Tying together T.S. Eliot’s evocation of Unreal City in “The Wasteland,” with NYC and Midgar seemed to naturally evolve into a steam-punkish city which in retrospect is very similar to Miéville’s New Crobuzon. What sort of cemented this imagery was my trip in 1999 to Manila. Now I had been to Manila in 1995 and 1997 as well, but it wasn’t until I could compare and contrast Manila with NYC in my mind that I came to a deeper, but more abstract, understanding of what a city is. A city is an organism, a self-contained ecosystem, the basis of modern nations. It is no accident that the etymology of the word “civilization” leads one quickly to the word “city.” Without cities, there is no civilization, almost by definition.

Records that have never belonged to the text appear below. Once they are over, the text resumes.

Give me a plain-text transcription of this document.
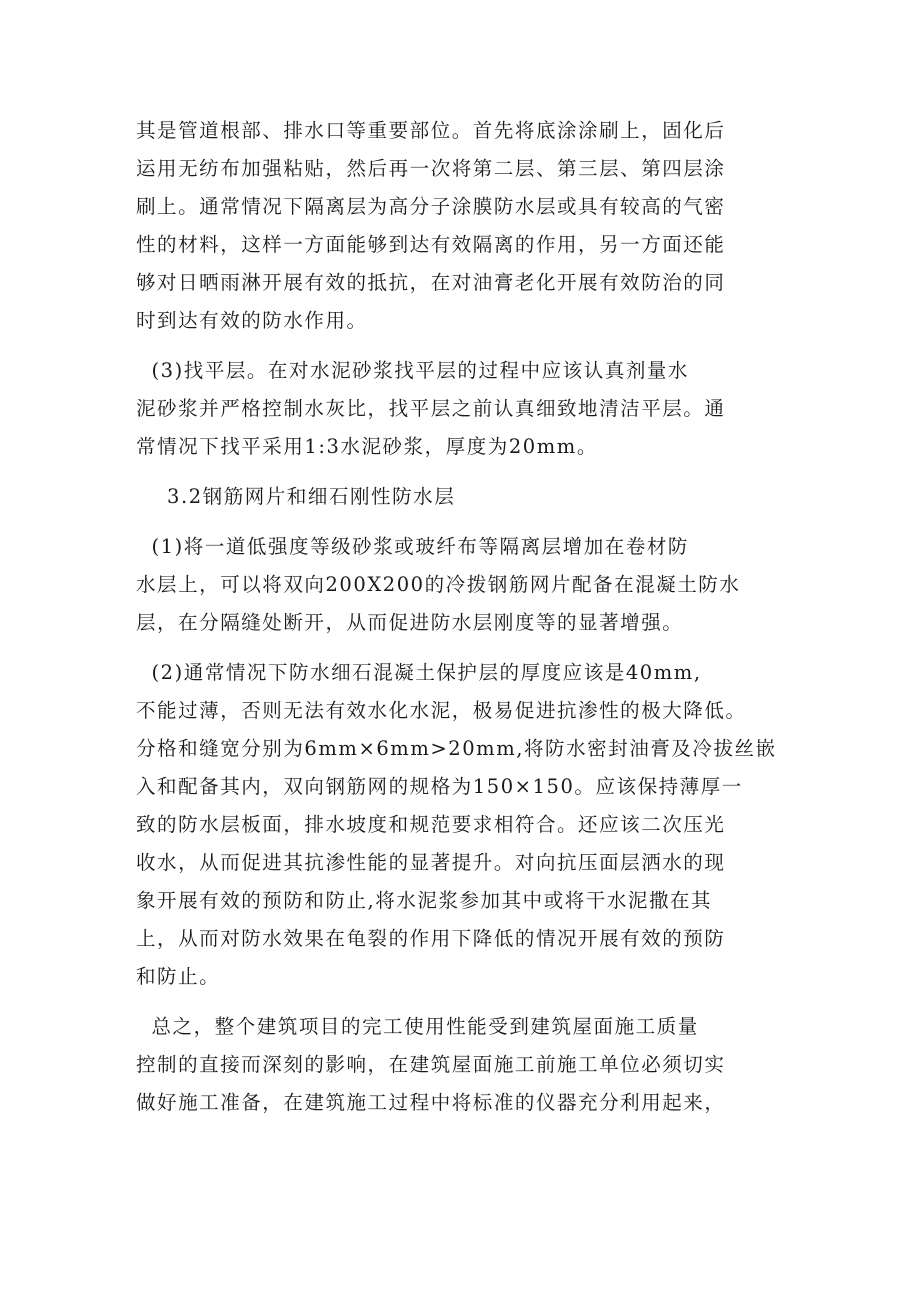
其是管道根部、排水口等重要部位。首先将底涂涂刷上，固化后
运用无纺布加强粘贴，然后再一次将第二层、第三层、第四层涂
刷上。通常情况下隔离层为高分子涂膜防水层或具有较高的气密
性的材料，这样一方面能够到达有效隔离的作用，另一方面还能
够对日晒雨淋开展有效的抵抗，在对油膏老化开展有效防治的同
时到达有效的防水作用。
(3)找平层。在对水泥砂浆找平层的过程中应该认真剂量水
泥砂浆并严格控制水灰比，找平层之前认真细致地清洁平层。通
常情况下找平采用1:3水泥砂浆，厚度为20mm。
3.2钢筋网片和细石刚性防水层
(1)将一道低强度等级砂浆或玻纤布等隔离层增加在卷材防
水层上，可以将双向200X200的冷拨钢筋网片配备在混凝土防水
层，在分隔缝处断开，从而促进防水层刚度等的显著增强。
(2)通常情况下防水细石混凝土保护层的厚度应该是40mm,
不能过薄，否则无法有效水化水泥，极易促进抗渗性的极大降低。
分格和缝宽分别为6mm×6mm>20mm,将防水密封油膏及冷拔丝嵌
入和配备其内，双向钢筋网的规格为150×150。应该保持薄厚一
致的防水层板面，排水坡度和规范要求相符合。还应该二次压光
收水，从而促进其抗渗性能的显著提升。对向抗压面层洒水的现
象开展有效的预防和防止,将水泥浆参加其中或将干水泥撒在其
上，从而对防水效果在龟裂的作用下降低的情况开展有效的预防
和防止。
总之，整个建筑项目的完工使用性能受到建筑屋面施工质量
控制的直接而深刻的影响，在建筑屋面施工前施工单位必须切实
做好施工准备，在建筑施工过程中将标准的仪器充分利用起来，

What I have been enamoured with the most, however, are a city’s circulatory system: roads and rails. I have always been obsessed with roads and its polymorphisms: freeways, highways, boulevards, avenues, streets, parkways, drives, courts, places, and even caminos, avenidas, and calles. You can ask my parents the insane degree to which I have been obsessed with them, even as a small child. If I had known such a profession existed, I probably would’ve become a transportation engineer. Truth be told, it really wasn’t until I visited NYC that rails captured my imagination. Sure, I was a big fan of BART when I lived in the Bay Area, but it certainly didn’t have the 24 hour dependability that the NYC subway does. (OK, 24 hour dependability is perhaps absurd hyperbole, but the fact of the matter is that I once got stranded in Oakland at 10 pm on a Friday night because I didn’t make it to the BART station in time. In contrast, while it did take me 3 hours to get from Brooklyn to Queens, I was nevertheless able to at least attempt such a ridiculous journey at 3:30 am.) Once I got a taste of the ultra-mobility afforded by the NYC subway system, I was hooked. Here was a system that was more efficient than driving (and maybe you have to be an Angeleno to understand the profundity of this statement. Just let it be said that most Angelenos consider their car more as an extension of their body, like an exoskeleton, rather than as a mere conveyance.) I’ve foolishly braved the light-rail transit in Manila, have depended greatly on the CTA in Chicago (more colloquially known as “the El”), and have even traversed the anemic (but hopeful) railways of L.A. And one of my favorite pleasures is the train ride from Union Station in L.A. to San Diego, which is a thousand times more enjoyable than driving down the morass known as Interstate 5.
So the imaginary cities of Mieris Amiras and Cantral Araban were born, both of them sporting subway and elevated railways amidst a ruined medieval-style city and a bustling imperial Roman-style city, respectively.